Partiamo da una domandina semplice semplice. Come farebbe il Governo Meloni a parlare del crollo del 6,1% dei salari reali nel primo trimestre 2026 rispetto al primo trimestre 2021 (fonte Ocse)? Come farebbe a parlare del crollo dell’11% negli ultimi quattro anni del potere d’acquisto della liquidità depositata dagli italiani sui conti correnti bancari (fonte Bankitalia)? Come farebbe a parlare del +3% dell’inflazione a giugno 2026 (fonte Istat)? E del +4,4% fatto segnare sempre a giugno dai prezzi di carne, frutta, pesce e verdura fresca? E del +13% fatto segnare dal costo dell’energia? E del record della pressione fiscale degli ultimi 10 anni? E della benzina ormai a 2 euro al litro? E delle accise aumentate e ancora vive e vegete?
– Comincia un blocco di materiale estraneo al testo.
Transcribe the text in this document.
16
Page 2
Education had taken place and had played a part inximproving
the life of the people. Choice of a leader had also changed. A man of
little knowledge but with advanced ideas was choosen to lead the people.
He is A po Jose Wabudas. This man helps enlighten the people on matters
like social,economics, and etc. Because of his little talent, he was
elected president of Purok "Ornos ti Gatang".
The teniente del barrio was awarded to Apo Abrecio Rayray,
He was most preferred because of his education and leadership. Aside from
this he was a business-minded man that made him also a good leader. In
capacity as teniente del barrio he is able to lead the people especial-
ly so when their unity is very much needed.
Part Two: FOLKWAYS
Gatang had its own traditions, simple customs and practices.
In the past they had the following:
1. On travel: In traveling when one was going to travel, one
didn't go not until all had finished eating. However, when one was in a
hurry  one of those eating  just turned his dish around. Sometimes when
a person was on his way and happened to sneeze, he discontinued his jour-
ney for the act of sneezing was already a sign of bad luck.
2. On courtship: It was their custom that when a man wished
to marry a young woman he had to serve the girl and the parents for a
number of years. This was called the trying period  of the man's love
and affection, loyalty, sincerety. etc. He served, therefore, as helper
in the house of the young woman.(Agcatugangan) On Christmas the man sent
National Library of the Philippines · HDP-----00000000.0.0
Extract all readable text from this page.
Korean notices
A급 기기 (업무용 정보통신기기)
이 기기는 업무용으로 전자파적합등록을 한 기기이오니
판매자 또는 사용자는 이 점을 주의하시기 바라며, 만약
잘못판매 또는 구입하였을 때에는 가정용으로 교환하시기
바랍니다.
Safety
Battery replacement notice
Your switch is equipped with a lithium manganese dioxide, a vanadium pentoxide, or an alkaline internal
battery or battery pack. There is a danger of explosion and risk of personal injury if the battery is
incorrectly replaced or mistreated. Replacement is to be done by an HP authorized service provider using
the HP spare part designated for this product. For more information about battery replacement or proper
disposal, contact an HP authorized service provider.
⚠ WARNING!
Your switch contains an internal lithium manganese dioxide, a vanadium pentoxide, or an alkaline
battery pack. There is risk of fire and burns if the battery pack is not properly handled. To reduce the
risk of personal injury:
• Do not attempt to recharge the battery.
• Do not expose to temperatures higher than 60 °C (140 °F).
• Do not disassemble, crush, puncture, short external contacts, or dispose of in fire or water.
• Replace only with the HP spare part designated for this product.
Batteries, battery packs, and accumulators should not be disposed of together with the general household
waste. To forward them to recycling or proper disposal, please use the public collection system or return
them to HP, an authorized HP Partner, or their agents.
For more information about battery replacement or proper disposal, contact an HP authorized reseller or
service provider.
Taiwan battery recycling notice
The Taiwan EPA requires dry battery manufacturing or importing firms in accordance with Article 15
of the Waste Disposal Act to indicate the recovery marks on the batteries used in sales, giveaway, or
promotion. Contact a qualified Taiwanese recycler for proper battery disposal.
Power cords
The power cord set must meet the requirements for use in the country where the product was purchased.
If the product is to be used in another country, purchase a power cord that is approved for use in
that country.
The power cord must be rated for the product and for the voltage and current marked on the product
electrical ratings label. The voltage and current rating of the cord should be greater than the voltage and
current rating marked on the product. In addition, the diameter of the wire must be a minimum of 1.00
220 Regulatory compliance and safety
Non potrebbe e non vorrebbe parlarne, ovviamente, visto il disastro generale. Neanche le veline di Fazzolari sarebbero più utili a nasconderlo. E allora ecco i vari casi Roggero e Bologna, usati e cavalcati come strumenti di totale distrazione di massa.

Ovviamente sono casi di estrema importanza, che nessuno vuole derubricare. Ma l’uso dopante che ne fanno il Governo e la maggioranza è davvero capillare e vergognoso.

Tutto fa brodo pur di non parlare agli italiani delle cose che in realtà sanno bene quando entrano al supermercato e si fermano alla pompa di benzina.